Friday’s Links
Some weekend reading for our loyal followers. You know who you are.
— The National Book Award finalists have been announced. Of the fiction finalists I’ve only read the Nicole Krauss, which is excellent. I assume the others are quite good, too, as I have nothing but admiration for Andrei Codrescu, one of the judges. His The Poetry Lesson is one of the best books of this year, just like The Posthuman Dada Guide was one of the best of 2009.
— Have you guys been keeping up with Ron Charles? I hope so. It’ll be on the quiz.
— A man throws a book at the Prez and is not arrested or charged. The lesson here? It’s okay to throw books at the Prez.
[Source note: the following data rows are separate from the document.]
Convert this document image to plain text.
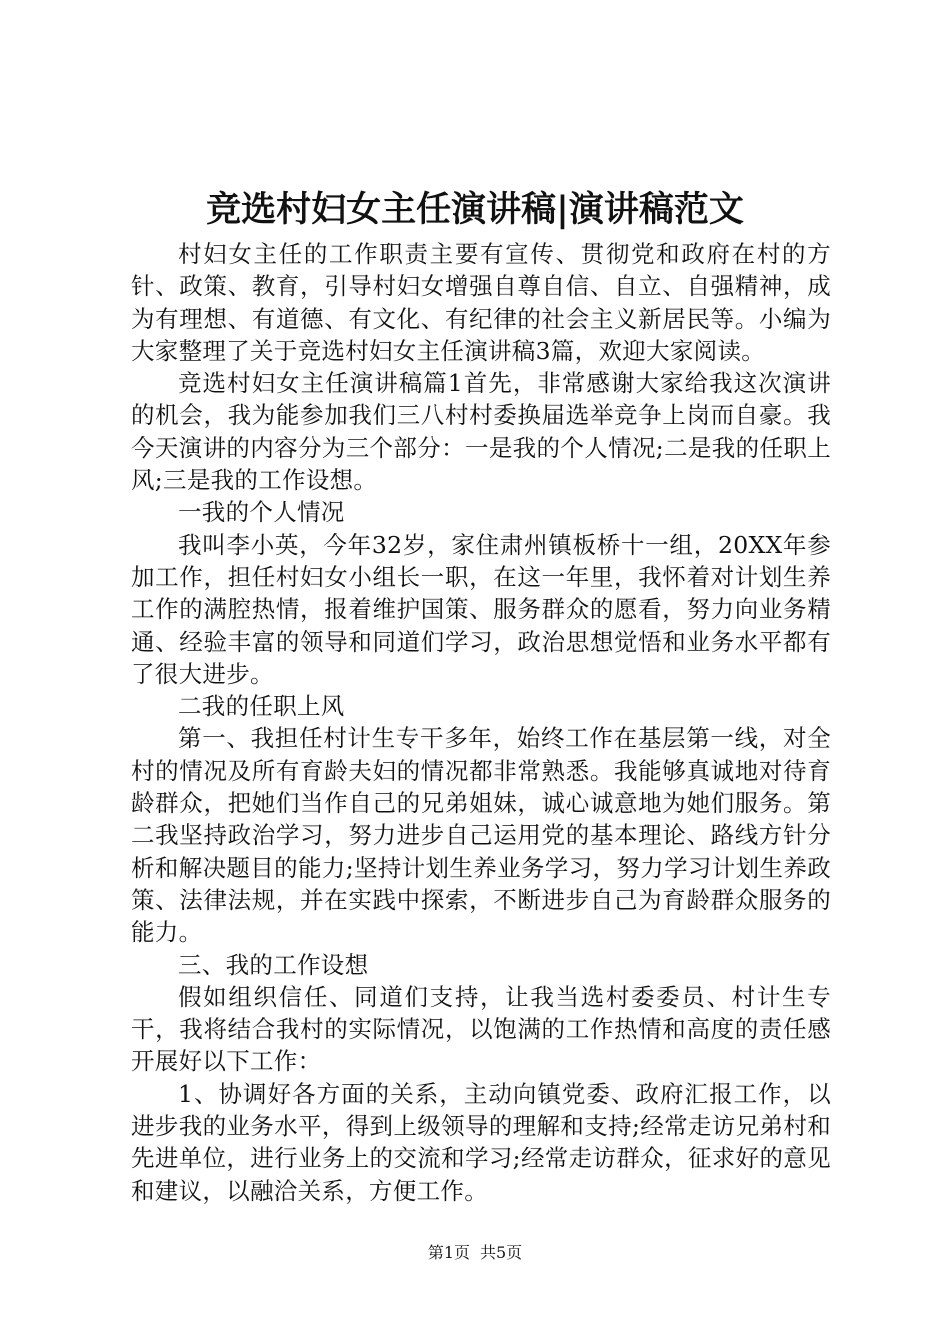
竞选村妇女主任演讲稿|演讲稿范文

村妇女主任的工作职责主要有宣传、贯彻党和政府在村的方针、政策、教育，引导村妇女增强自尊自信、自立、自强精神，成为有理想、有道德、有文化、有纪律的社会主义新居民等。小编为大家整理了关于竞选村妇女主任演讲稿3篇，欢迎大家阅读。

竞选村妇女主任演讲稿篇1首先，非常感谢大家给我这次演讲的机会，我为能参加我们三八村村委换届选举竞争上岗而自豪。我今天演讲的内容分为三个部分：一是我的个人情况;二是我的任职上风;三是我的工作设想。

一我的个人情况

我叫李小英，今年32岁，家住肃州镇板桥十一组，20XX年参加工作，担任村妇女小组长一职，在这一年里，我怀着对计划生养工作的满腔热情，报着维护国策、服务群众的愿看，努力向业务精通、经验丰富的领导和同道们学习，政治思想觉悟和业务水平都有了很大进步。

二我的任职上风

第一、我担任村计生专干多年，始终工作在基层第一线，对全村的情况及所有育龄夫妇的情况都非常熟悉。我能够真诚地对待育龄群众，把她们当作自己的兄弟姐妹，诚心诚意地为她们服务。第二我坚持政治学习，努力进步自己运用党的基本理论、路线方针分析和解决题目的能力;坚持计划生养业务学习，努力学习计划生养政策、法律法规，并在实践中探索，不断进步自己为育龄群众服务的能力。

三、我的工作设想

假如组织信任、同道们支持，让我当选村委委员、村计生专干，我将结合我村的实际情况，以饱满的工作热情和高度的责任感开展好以下工作：

1、协调好各方面的关系，主动向镇党委、政府汇报工作，以进步我的业务水平，得到上级领导的理解和支持;经常走访兄弟村和先进单位，进行业务上的交流和学习;经常走访群众，征求好的意见和建议，以融洽关系，方便工作。

第1页 共5页
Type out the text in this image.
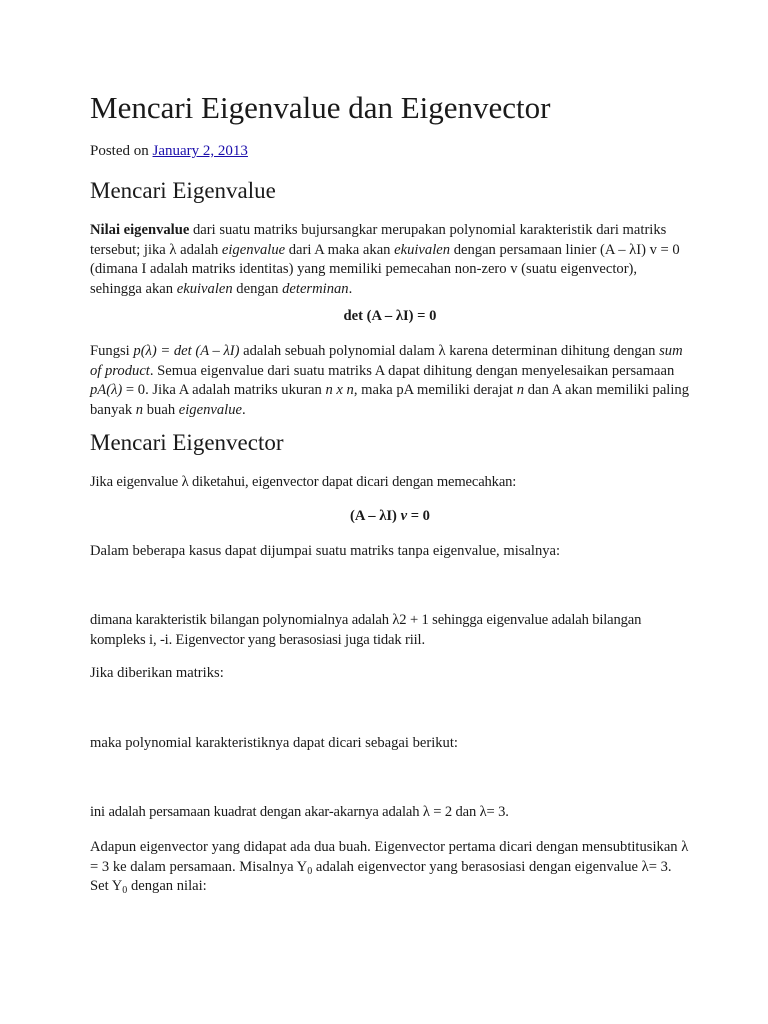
Mencari Eigenvalue dan Eigenvector
Posted on January 2, 2013
Mencari Eigenvalue

Nilai eigenvalue dari suatu matriks bujursangkar merupakan polynomial karakteristik dari matriks tersebut; jika λ adalah eigenvalue dari A maka akan ekuivalen dengan persamaan linier (A – λI) v = 0 (dimana I adalah matriks identitas) yang memiliki pemecahan non-zero v (suatu eigenvector), sehingga akan ekuivalen dengan determinan.

det (A – λI) = 0

Fungsi p(λ) = det (A – λI) adalah sebuah polynomial dalam λ karena determinan dihitung dengan sum of product. Semua eigenvalue dari suatu matriks A dapat dihitung dengan menyelesaikan persamaan pA(λ) = 0. Jika A adalah matriks ukuran n x n, maka pA memiliki derajat n dan A akan memiliki paling banyak n buah eigenvalue.

Mencari Eigenvector

Jika eigenvalue λ diketahui, eigenvector dapat dicari dengan memecahkan:

(A – λI) v = 0

Dalam beberapa kasus dapat dijumpai suatu matriks tanpa eigenvalue, misalnya:

dimana karakteristik bilangan polynomialnya adalah λ2 + 1 sehingga eigenvalue adalah bilangan kompleks i, -i. Eigenvector yang berasosiasi juga tidak riil.

Jika diberikan matriks:

maka polynomial karakteristiknya dapat dicari sebagai berikut:

ini adalah persamaan kuadrat dengan akar-akarnya adalah λ = 2 dan λ= 3.

Adapun eigenvector yang didapat ada dua buah. Eigenvector pertama dicari dengan mensubtitusikan λ = 3 ke dalam persamaan. Misalnya $Y_0$ adalah eigenvector yang berasosiasi dengan eigenvalue λ= 3. Set $Y_0$ dengan nilai:
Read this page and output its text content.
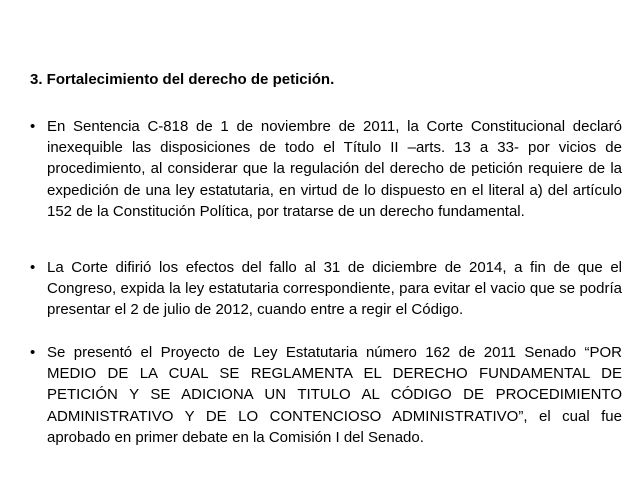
3. Fortalecimiento del derecho de petición.
• En Sentencia C-818 de 1 de noviembre de 2011, la Corte Constitucional declaró inexequible las disposiciones de todo el Título II –arts. 13 a 33- por vicios de procedimiento, al considerar que la regulación del derecho de petición requiere de la expedición de una ley estatutaria, en virtud de lo dispuesto en el literal a) del artículo 152 de la Constitución Política, por tratarse de un derecho fundamental.
• La Corte difirió los efectos del fallo al 31 de diciembre de 2014, a fin de que el Congreso, expida la ley estatutaria correspondiente, para evitar el vacio que se podría presentar el 2 de julio de 2012, cuando entre a regir el Código.
• Se presentó el Proyecto de Ley Estatutaria número 162 de 2011 Senado “POR MEDIO DE LA CUAL SE REGLAMENTA EL DERECHO FUNDAMENTAL DE PETICIÓN Y SE ADICIONA UN TITULO AL CÓDIGO DE PROCEDIMIENTO ADMINISTRATIVO Y DE LO CONTENCIOSO ADMINISTRATIVO”, el cual fue aprobado en primer debate en la Comisión I del Senado.
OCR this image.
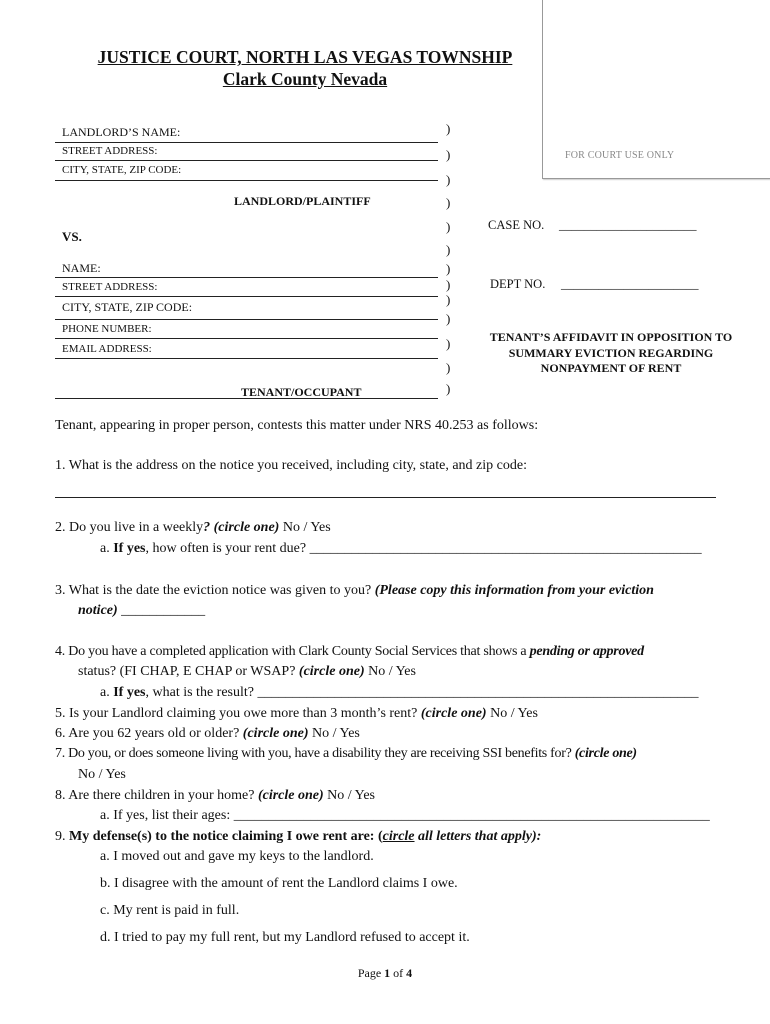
FOR COURT USE ONLY
JUSTICE COURT, NORTH LAS VEGAS TOWNSHIP
Clark County Nevada
LANDLORD’S NAME:
STREET ADDRESS:
CITY, STATE, ZIP CODE:
LANDLORD/PLAINTIFF
VS.
NAME:
STREET ADDRESS:
CITY, STATE, ZIP CODE:
PHONE NUMBER:
EMAIL ADDRESS:
TENANT/OCCUPANT
)
)
)
)
)
)
)
)
)
)
)
)
)
CASE NO. ______________________
DEPT NO. ______________________
TENANT’S AFFIDAVIT IN OPPOSITION TO SUMMARY EVICTION REGARDING NONPAYMENT OF RENT
Tenant, appearing in proper person, contests this matter under NRS 40.253 as follows:
1. What is the address on the notice you received, including city, state, and zip code:
2. Do you live in a weekly? (circle one) No / Yes
a. If yes, how often is your rent due? ________________________________________________________
3. What is the date the eviction notice was given to you? (Please copy this information from your eviction
notice) ____________
4. Do you have a completed application with Clark County Social Services that shows a pending or approved
status? (FI CHAP, E CHAP or WSAP? (circle one) No / Yes
a. If yes, what is the result? _______________________________________________________________
5. Is your Landlord claiming you owe more than 3 month’s rent? (circle one) No / Yes
6. Are you 62 years old or older? (circle one) No / Yes
7. Do you, or does someone living with you, have a disability they are receiving SSI benefits for? (circle one)
No / Yes
8. Are there children in your home? (circle one) No / Yes
a. If yes, list their ages: ____________________________________________________________________
9. My defense(s) to the notice claiming I owe rent are: (circle all letters that apply):
a. I moved out and gave my keys to the landlord.
b. I disagree with the amount of rent the Landlord claims I owe.
c. My rent is paid in full.
d. I tried to pay my full rent, but my Landlord refused to accept it.
Page 1 of 4
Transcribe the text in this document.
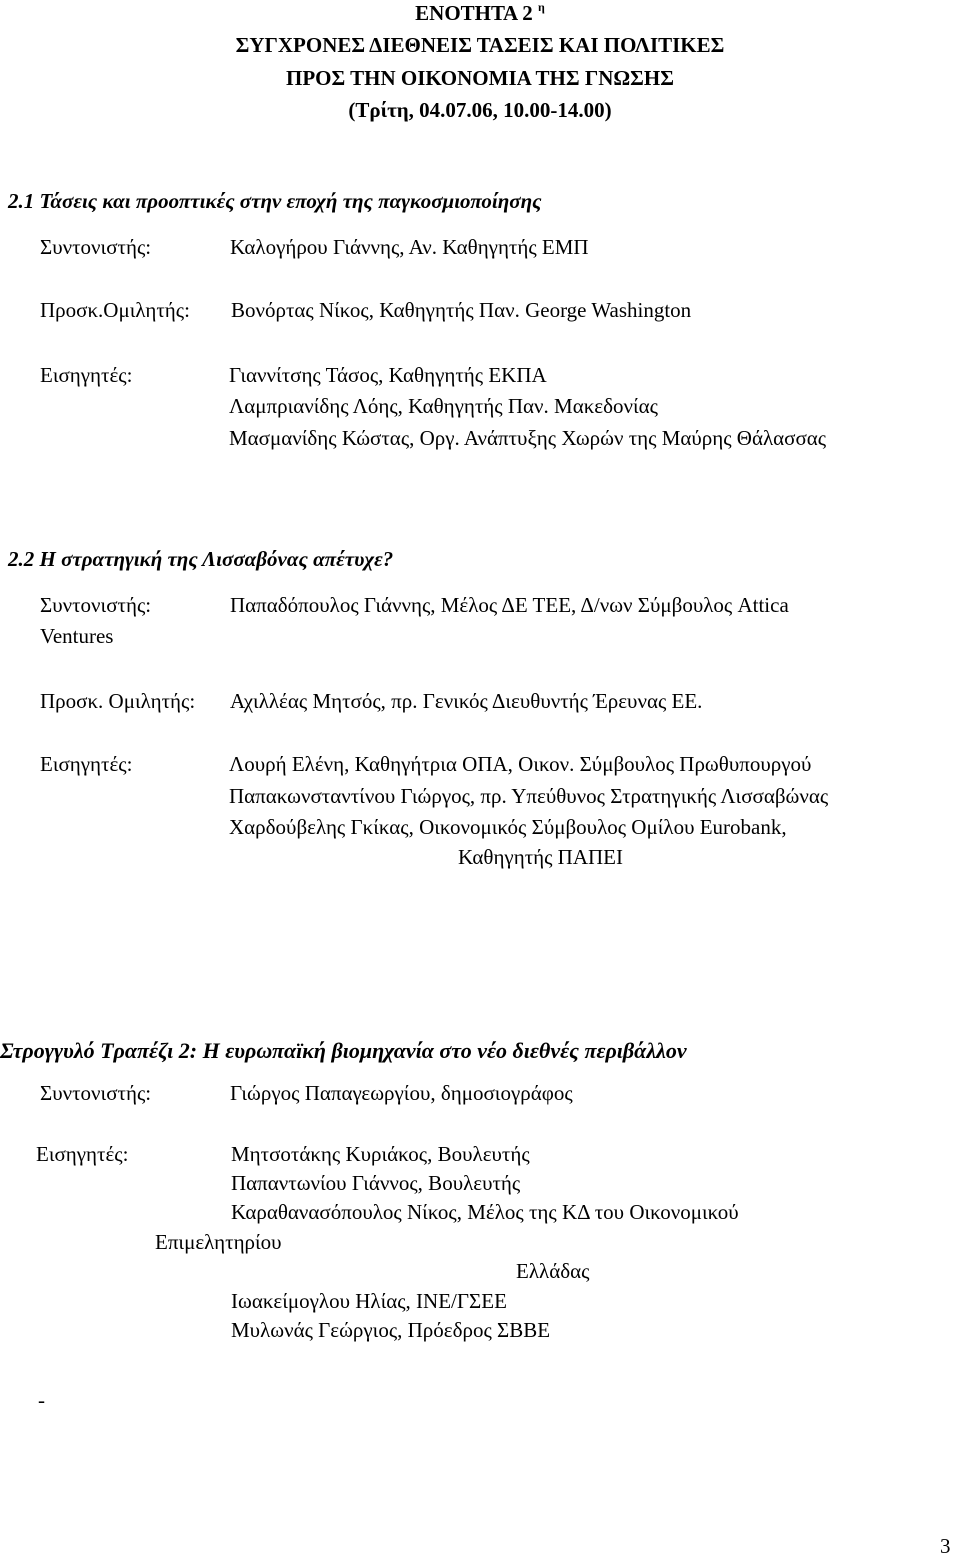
ΕΝΟΤΗΤΑ 2 $^\eta$
ΣΥΓΧΡΟΝΕΣ ΔΙΕΘΝΕΙΣ ΤΑΣΕΙΣ ΚΑΙ ΠΟΛΙΤΙΚΕΣ
ΠΡΟΣ ΤΗΝ ΟΙΚΟΝΟΜΙΑ ΤΗΣ ΓΝΩΣΗΣ
(Τρίτη, 04.07.06, 10.00-14.00)
2.1 Τάσεις και προοπτικές στην εποχή της παγκοσμιοποίησης
Συντονιστής:	Καλογήρου Γιάννης, Αν. Καθηγητής ΕΜΠ
Προσκ.Ομιλητής: Βονόρτας Νίκος, Καθηγητής Παν. George Washington
Εισηγητές:	Γιαννίτσης Τάσος, Καθηγητής ΕΚΠΑ
Λαμπριανίδης Λόης, Καθηγητής Παν. Μακεδονίας
Μασμανίδης Κώστας, Οργ. Ανάπτυξης Χωρών της Μαύρης Θάλασσας
2.2 Η στρατηγική της Λισσαβόνας απέτυχε?
Συντονιστής:	Παπαδόπουλος Γιάννης, Μέλος ΔΕ ΤΕΕ, Δ/νων Σύμβουλος Attica
Ventures
Προσκ. Ομιλητής: Αχιλλέας Μητσός, πρ. Γενικός Διευθυντής Έρευνας ΕΕ.
Εισηγητές:	Λουρή Ελένη, Καθηγήτρια ΟΠΑ, Οικον. Σύμβουλος Πρωθυπουργού
Παπακωνσταντίνου Γιώργος, πρ. Υπεύθυνος Στρατηγικής Λισσαβώνας
Χαρδούβελης Γκίκας, Οικονομικός Σύμβουλος Ομίλου Eurobank,
Καθηγητής ΠΑΠΕΙ
Στρογγυλό Τραπέζι 2: Η ευρωπαϊκή βιομηχανία στο νέο διεθνές περιβάλλον
Συντονιστής:	Γιώργος Παπαγεωργίου, δημοσιογράφος
Εισηγητές:	Μητσοτάκης Κυριάκος, Βουλευτής
Παπαντωνίου Γιάννος, Βουλευτής
Καραθανασόπουλος Νίκος, Μέλος της ΚΔ του Οικονομικού
Επιμελητηρίου
Ελλάδας
Ιωακείμογλου Ηλίας, ΙΝΕ/ΓΣΕΕ
Μυλωνάς Γεώργιος, Πρόεδρος ΣΒΒΕ
-
3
Which I did not know.
— I love it when lit-minded folks think outside the box.
— Jonathan Safran Foer is such a cutup.
— Our compatriot Alexandria Marzano-Lesnevich is interviewed at Vernacular.
— Here’s an old one resurrected by our C4 friend Sean Clark: Dan Brown’s 20 Worst Sentences. (I once tried to read The da Vinci Code, but it made me feel yucky, inside and out)
— An excellent new nonfiction piece over at Fringe.
— Shameless Plug of the Week: Also at Fringe, I interview Molly Gaudry, author of the excellent novella We Take Me Apart.
— Let’s close this week with a link to River Styx’s micro fiction contest, in which the winner receives cash and a case of beer. Cash is okay, but I have never once won any beer for my writing. And it hurts.